Your Privacy at the Heart of New White House 'Big Data' Report
Prompted by President Obama in his speech on surveillance practices in January, senior adviser John Podesta and his team have completed a White House review of "big data."
The 85-page report focuses on consumers and businesses, also touching on citizens' privacy from government, and it includes a handful of policy recommendations. From the report's summary:
Advance the Consumer Privacy Bill of Rights. Consumers deserve clear, understandable, reasonable standards for how their personal information is used in the big data era. We recommend the Department of Commerce take appropriate consultative steps to seek stakeholder and public comment on what changes, if any, are needed to the Consumer Privacy Bill of Rights, first proposed by the President in 2012, and to prepare draft legislative text for consideration by stakeholders and submission by the President to Congress.

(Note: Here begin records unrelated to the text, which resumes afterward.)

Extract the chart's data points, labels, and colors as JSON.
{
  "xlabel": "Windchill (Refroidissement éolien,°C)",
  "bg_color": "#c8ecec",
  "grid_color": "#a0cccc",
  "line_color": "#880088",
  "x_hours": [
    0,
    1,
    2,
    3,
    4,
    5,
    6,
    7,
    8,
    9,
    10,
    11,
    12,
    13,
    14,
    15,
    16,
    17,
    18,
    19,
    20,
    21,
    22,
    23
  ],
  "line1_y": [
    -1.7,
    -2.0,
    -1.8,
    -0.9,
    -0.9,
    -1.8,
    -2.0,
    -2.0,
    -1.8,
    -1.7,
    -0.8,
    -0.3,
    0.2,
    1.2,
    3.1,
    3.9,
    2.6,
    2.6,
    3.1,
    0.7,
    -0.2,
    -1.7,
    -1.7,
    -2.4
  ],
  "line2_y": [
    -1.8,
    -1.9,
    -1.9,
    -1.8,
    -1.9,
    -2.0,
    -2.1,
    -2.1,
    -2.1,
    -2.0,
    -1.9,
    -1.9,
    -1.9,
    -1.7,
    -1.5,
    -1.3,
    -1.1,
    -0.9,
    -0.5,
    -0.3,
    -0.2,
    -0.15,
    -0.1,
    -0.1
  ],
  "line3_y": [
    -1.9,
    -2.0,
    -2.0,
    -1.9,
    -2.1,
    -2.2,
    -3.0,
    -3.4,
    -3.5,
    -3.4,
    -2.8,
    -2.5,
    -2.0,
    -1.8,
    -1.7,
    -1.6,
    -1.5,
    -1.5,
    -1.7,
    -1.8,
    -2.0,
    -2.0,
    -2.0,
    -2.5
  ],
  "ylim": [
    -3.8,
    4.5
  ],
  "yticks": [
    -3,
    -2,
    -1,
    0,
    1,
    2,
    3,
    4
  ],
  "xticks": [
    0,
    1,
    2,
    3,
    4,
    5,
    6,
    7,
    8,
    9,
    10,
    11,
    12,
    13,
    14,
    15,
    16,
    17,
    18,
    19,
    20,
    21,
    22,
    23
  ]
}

Pass National Data Breach Legislation. Big data technologies make it possible to store significantly more data, and further derive intimate insights into a person's character, habits, preferences and activities. That makes the potential impacts of data breaches at businesses or other organizations even more serious. A patchwork of state laws currently governs requirements for reporting data breaches. Congress should pass legislation that provides for a single national data breach standard, along the lines of the Administration's 2011 Cybersecurity legislative proposal.
Extend Privacy Protections to non-U.S. Persons. Privacy is a worldwide value that should be reflected in how the federal government handles personally identifiable information about non-U.S. citizens. The Office of Management and Budget should work with departments and agencies to apply the Privacy Act of 1974 to non-U.S. persons where practicable, or to establish alternative privacy policies that apply appropriate and meaningful protections to personal information regardless of a person's nationality.
Ensure Data Collected on Students in School Is Used for Educational Purposes. Big data and other technological innovations, including new online course platforms that provide students real time feedback, promise to transform education by personalizing learning. At the same time, the federal government must ensure educational data linked to individual students gathered in school is used for educational purposes, and protect students against their data being shared or used inappropriately.
Expand Technical Expertise to Stop Discrimination. The detailed personal profiles held about many consumers, combined with automated, algorithm-driven decision-making, could lead - intentionally or inadvertently - to discriminatory outcomes, or what some are already calling "digital redlining." The federal government's lead civil rights and consumer protection agencies should expand their technical expertise to be able to identify practices and outcomes facilitated by big data analytics that have a discriminatory impact on protected classes, and develop a plan for investigating and resolving violations of law.
Amend the Electronic Communications Privacy Act. The laws that govern protections afforded to our communications were written before email, the Internet and cloud computing came into wide use. Congress should amend ECPA to ensure the standard of protection for online, digital content is consistent with that afforded in the physical world - including by removing archaic distinctions between email left unread or over a certain age.
Speaking at the Justice Department Jan. 17, Obama addressed the public outcry over NSA surveillance practices. During that speech, he called for this review, saying then:
"I have also asked my counselor, John Podesta, to lead a comprehensive review of big data and privacy. And this group will consist of government officials who, along with the President's Council of Advisors on Science and Technology, will reach out to privacy experts, technologists and business leaders, and look how the challenges inherent in big data are being confronted by both the public and private sectors; whether we can forge international norms on how to manage this data; and how we can continue to promote the free flow of information in ways that are consistent with both privacy and security."